Allegiant Travel Co. is preparing to buy Minnesota’s Sun Country Airlines, with shareholders set to vote next week on the $1.5 billion arrangement and executives saying the deal could close as soon as May 13. In a companywide email sent April 24, Allegiant chief executive Greg Anderson told Sun Country’s nearly 3,300 employees there would be “limited immediate changes for most team members” right after the transaction closes.
The message was meant to calm nerves across the carrier’s workforce, especially among pilots, flight attendants, aircraft mechanics and baggage handlers, who were told they should expect little or no disruption at first. But for the roughly 33% of Sun Country employees in white-collar roles outside direct aircraft operations, the outlook is far different: those jobs are set to move to Las Vegas over the next year, and headquarters staff who do not touch airplanes must either accept a job offer in Nevada or take severance pay.

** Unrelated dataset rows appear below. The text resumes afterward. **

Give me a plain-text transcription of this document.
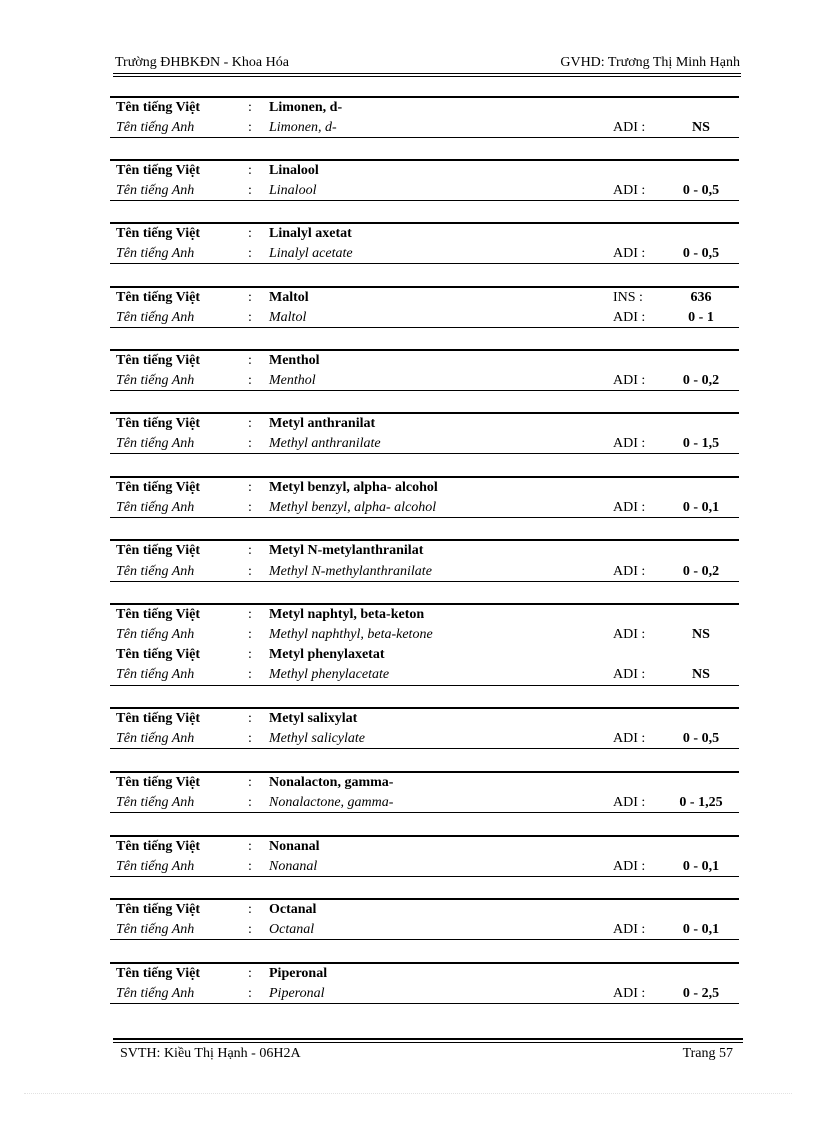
Trường ĐHBKĐN - Khoa Hóa	GVHD: Trương Thị Minh Hạnh
Tên tiếng Việt	: Limonen, d-
Tên tiếng Anh	: Limonen, d-	ADI :	NS
Tên tiếng Việt	: Linalool
Tên tiếng Anh	: Linalool	ADI :	0 - 0,5
Tên tiếng Việt	: Linalyl axetat
Tên tiếng Anh	: Linalyl acetate	ADI :	0 - 0,5
Tên tiếng Việt	: Maltol	INS :	636
Tên tiếng Anh	: Maltol	ADI :	0 - 1
Tên tiếng Việt	: Menthol
Tên tiếng Anh	: Menthol	ADI :	0 - 0,2
Tên tiếng Việt	: Metyl anthranilat
Tên tiếng Anh	: Methyl anthranilate	ADI :	0 - 1,5
Tên tiếng Việt	: Metyl benzyl, alpha- alcohol
Tên tiếng Anh	: Methyl benzyl, alpha- alcohol	ADI :	0 - 0,1
Tên tiếng Việt	: Metyl N-metylanthranilat
Tên tiếng Anh	: Methyl N-methylanthranilate	ADI :	0 - 0,2
Tên tiếng Việt	: Metyl naphtyl, beta-keton
Tên tiếng Anh	: Methyl naphthyl, beta-ketone	ADI :	NS
Tên tiếng Việt	: Metyl phenylaxetat
Tên tiếng Anh	: Methyl phenylacetate	ADI :	NS
Tên tiếng Việt	: Metyl salixylat
Tên tiếng Anh	: Methyl salicylate	ADI :	0 - 0,5
Tên tiếng Việt	: Nonalacton, gamma-
Tên tiếng Anh	: Nonalactone, gamma-	ADI :	0 - 1,25
Tên tiếng Việt	: Nonanal
Tên tiếng Anh	: Nonanal	ADI :	0 - 0,1
Tên tiếng Việt	: Octanal
Tên tiếng Anh	: Octanal	ADI :	0 - 0,1
Tên tiếng Việt	: Piperonal
Tên tiếng Anh	: Piperonal	ADI :	0 - 2,5
SVTH: Kiều Thị Hạnh - 06H2A	Trang 57
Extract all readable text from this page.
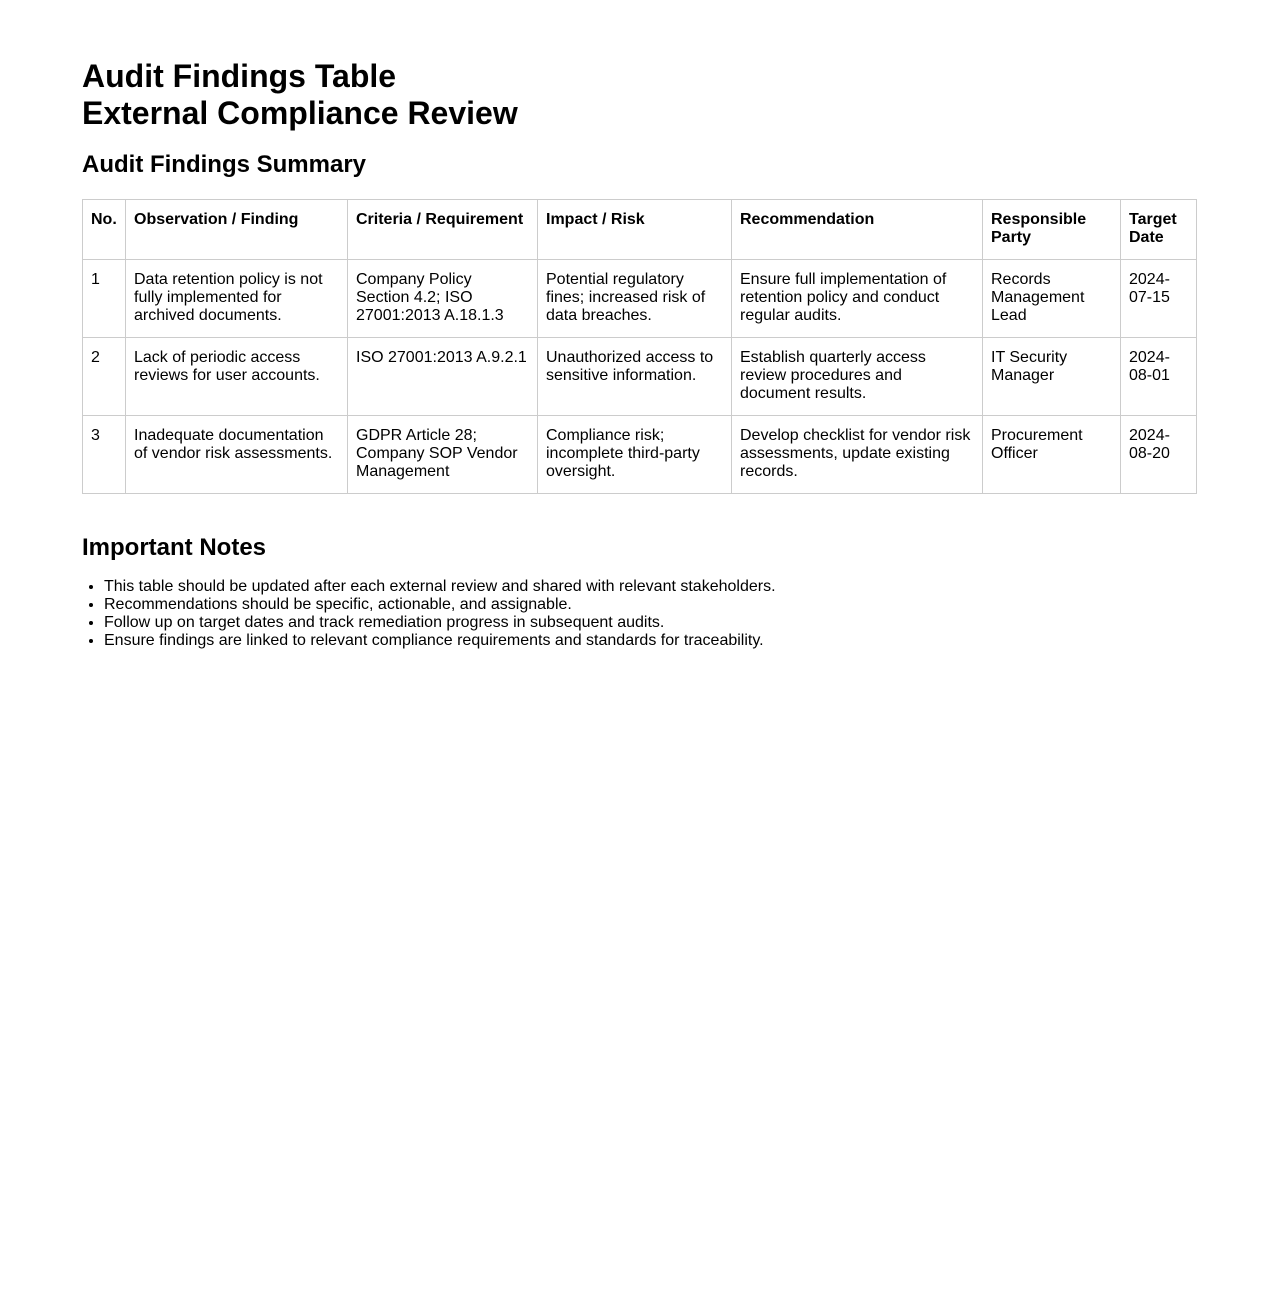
Audit Findings Table
External Compliance Review
Audit Findings Summary
No.	Observation / Finding	Criteria / Requirement	Impact / Risk	Recommendation	Responsible Party	Target Date
1	Data retention policy is not fully implemented for archived documents.	Company Policy Section 4.2; ISO 27001:2013 A.18.1.3	Potential regulatory fines; increased risk of data breaches.	Ensure full implementation of retention policy and conduct regular audits.	Records Management Lead	2024-07-15
2	Lack of periodic access reviews for user accounts.	ISO 27001:2013 A.9.2.1	Unauthorized access to sensitive information.	Establish quarterly access review procedures and document results.	IT Security Manager	2024-08-01
3	Inadequate documentation of vendor risk assessments.	GDPR Article 28; Company SOP Vendor Management	Compliance risk; incomplete third-party oversight.	Develop checklist for vendor risk assessments, update existing records.	Procurement Officer	2024-08-20
Important Notes
• This table should be updated after each external review and shared with relevant stakeholders.
• Recommendations should be specific, actionable, and assignable.
• Follow up on target dates and track remediation progress in subsequent audits.
• Ensure findings are linked to relevant compliance requirements and standards for traceability.
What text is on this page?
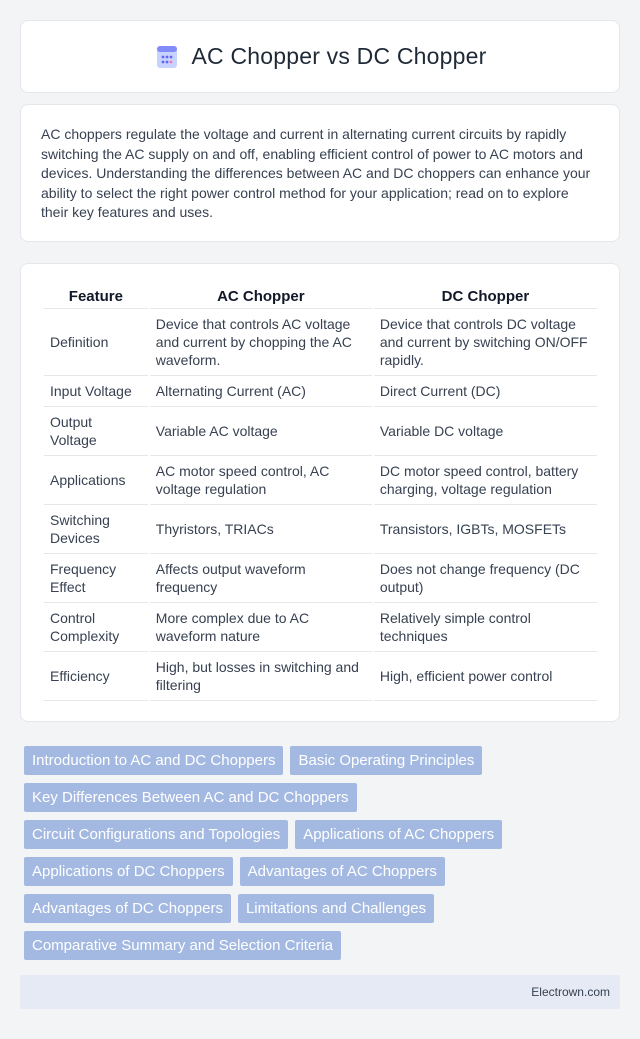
AC Chopper vs DC Chopper

AC choppers regulate the voltage and current in alternating current circuits by rapidly switching the AC supply on and off, enabling efficient control of power to AC motors and devices. Understanding the differences between AC and DC choppers can enhance your ability to select the right power control method for your application; read on to explore their key features and uses.

Feature	AC Chopper	DC Chopper
Definition	Device that controls AC voltage and current by chopping the AC waveform.	Device that controls DC voltage and current by switching ON/OFF rapidly.
Input Voltage	Alternating Current (AC)	Direct Current (DC)
Output Voltage	Variable AC voltage	Variable DC voltage
Applications	AC motor speed control, AC voltage regulation	DC motor speed control, battery charging, voltage regulation
Switching Devices	Thyristors, TRIACs	Transistors, IGBTs, MOSFETs
Frequency Effect	Affects output waveform frequency	Does not change frequency (DC output)
Control Complexity	More complex due to AC waveform nature	Relatively simple control techniques
Efficiency	High, but losses in switching and filtering	High, efficient power control
Introduction to AC and DC Choppers	Basic Operating Principles
Key Differences Between AC and DC Choppers
Circuit Configurations and Topologies	Applications of AC Choppers
Applications of DC Choppers	Advantages of AC Choppers
Advantages of DC Choppers	Limitations and Challenges
Comparative Summary and Selection Criteria
Electrown.com
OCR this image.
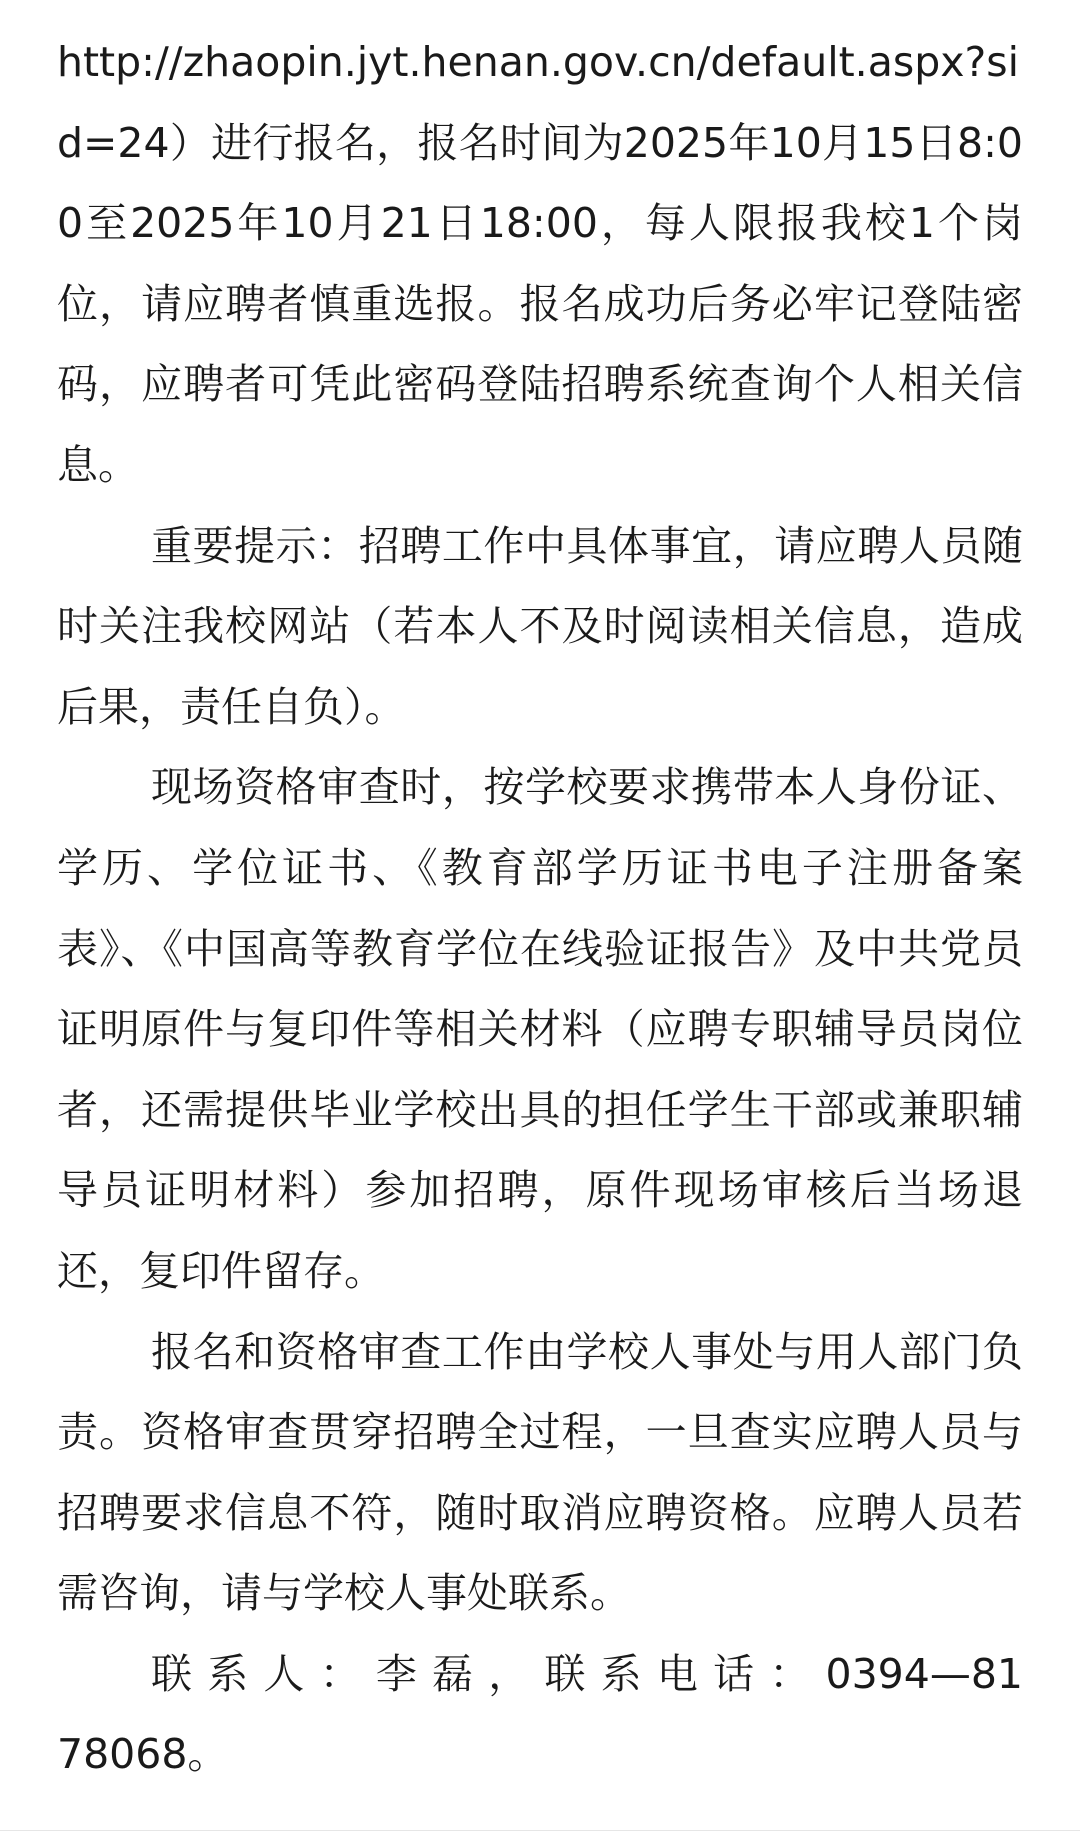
http://zhaopin.jyt.henan.gov.cn/default.aspx?sid=24）进行报名，报名时间为2025年10月15日8:00至2025年10月21日18:00，每人限报我校1个岗位，请应聘者慎重选报。报名成功后务必牢记登陆密码，应聘者可凭此密码登陆招聘系统查询个人相关信息。

重要提示：招聘工作中具体事宜，请应聘人员随时关注我校网站（若本人不及时阅读相关信息，造成后果，责任自负）。

现场资格审查时，按学校要求携带本人身份证、学历、学位证书、《教育部学历证书电子注册备案表》、《中国高等教育学位在线验证报告》及中共党员证明原件与复印件等相关材料（应聘专职辅导员岗位者，还需提供毕业学校出具的担任学生干部或兼职辅导员证明材料）参加招聘，原件现场审核后当场退还，复印件留存。

报名和资格审查工作由学校人事处与用人部门负责。资格审查贯穿招聘全过程，一旦查实应聘人员与招聘要求信息不符，随时取消应聘资格。应聘人员若需咨询，请与学校人事处联系。

联系人：李磊，联系电话：0394—8178068。
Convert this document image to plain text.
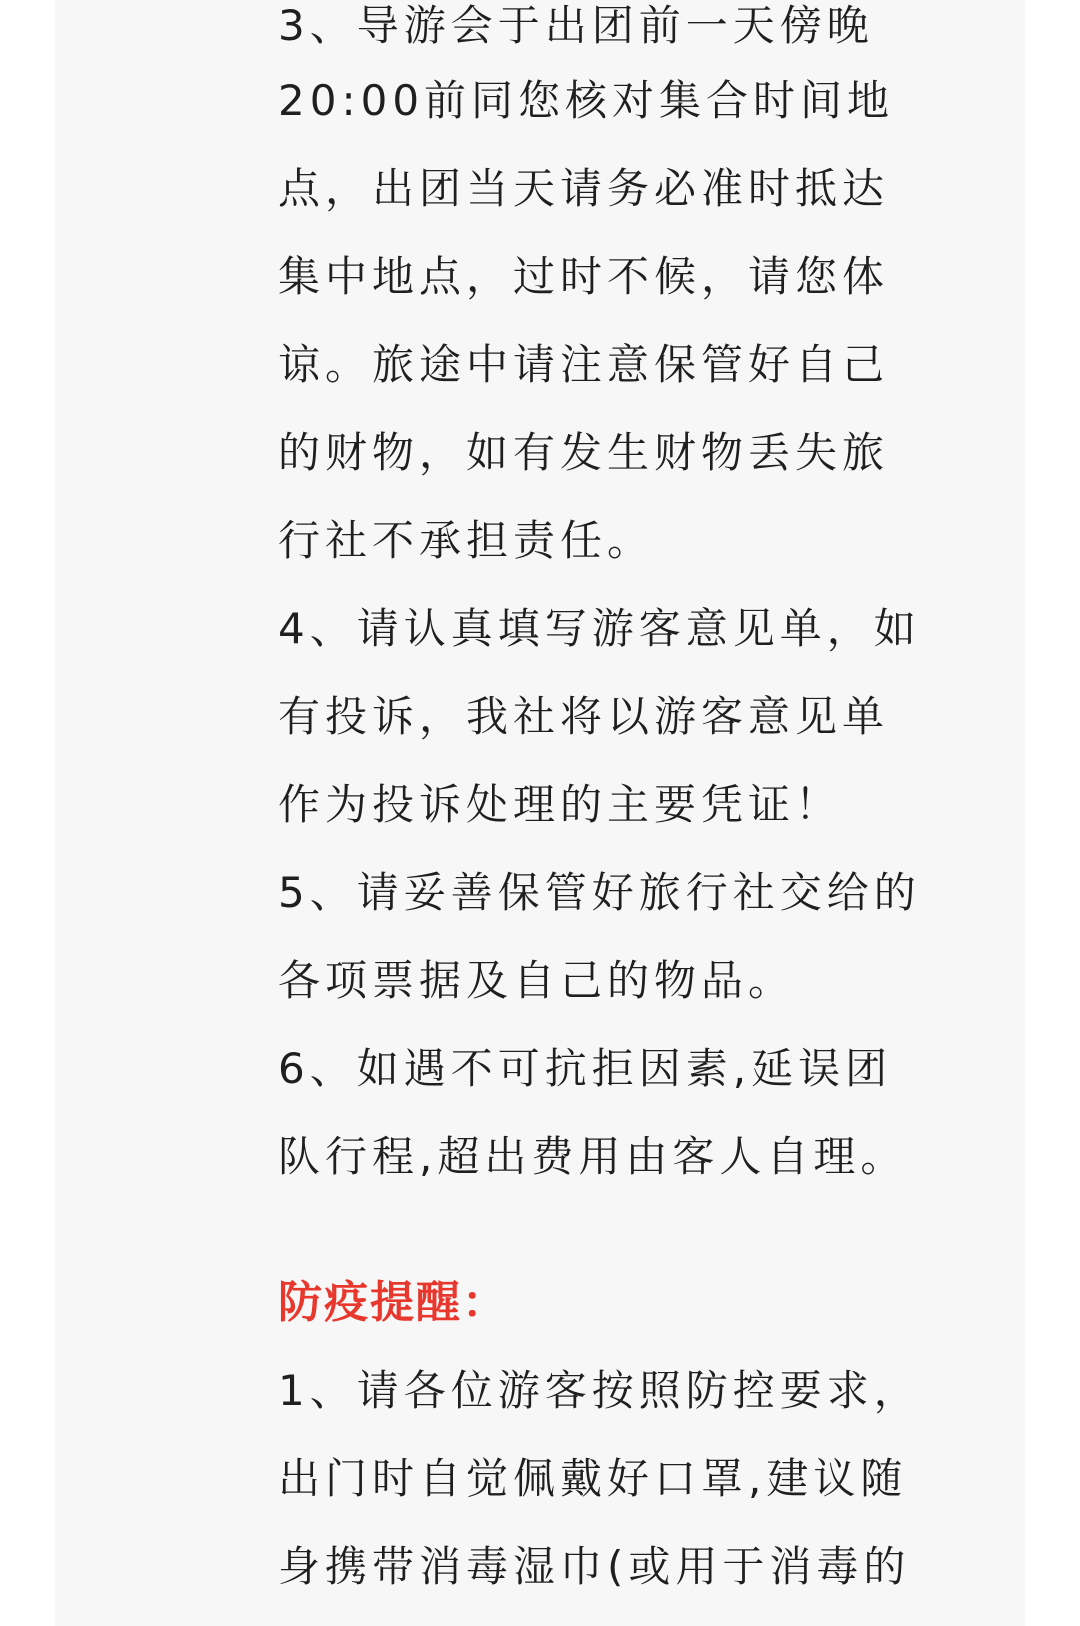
3、导游会于出团前一天傍晚
20:00前同您核对集合时间地
点，出团当天请务必准时抵达
集中地点，过时不候，请您体
谅。旅途中请注意保管好自己
的财物，如有发生财物丢失旅
行社不承担责任。
4、请认真填写游客意见单，如
有投诉，我社将以游客意见单
作为投诉处理的主要凭证！
5、请妥善保管好旅行社交给的
各项票据及自己的物品。
6、如遇不可抗拒因素,延误团
队行程,超出费用由客人自理。
防疫提醒：
1、请各位游客按照防控要求，
出门时自觉佩戴好口罩,建议随
身携带消毒湿巾(或用于消毒的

Anderson said corporate employees who are offered jobs with Allegiant will get a 12-month window to relocate, with affected department directors to be informed 30 days after the deal closes and everyone else within 60 days. He said corporate roles would “primarily, if not all, be based in Las Vegas,” and company executives expect to extend offers to a majority of the Minnesota workers affected. The move follows the airlines’ clearing of a final federal regulatory hurdle earlier this month, leaving shareholder approval as the last major step before the acquisition can close.
The plan matters because it starts to show how Allegiant intends to absorb Sun Country: keep aircraft operations largely intact in the short term while shifting back-office work west. That split reflects the reality that Sun Country’s operations workforce is represented by five different labor unions, while the company’s nearly 700 pilots have been told their roles should stay the same for the year after closing as the two airlines temporarily fly under separate banners.
Even so, some of the hardest questions are still unresolved. Executives have committed to keeping MSP a major base and say workers in aircraft operations will be needed locally to help expand the Minnesota market, but one major issue remains where flight crews will land on the seniority list. For now, Allegiant’s pitch is stability first, change later — and for many Sun Country workers, the next year will decide whether they are headed to Las Vegas or out the door.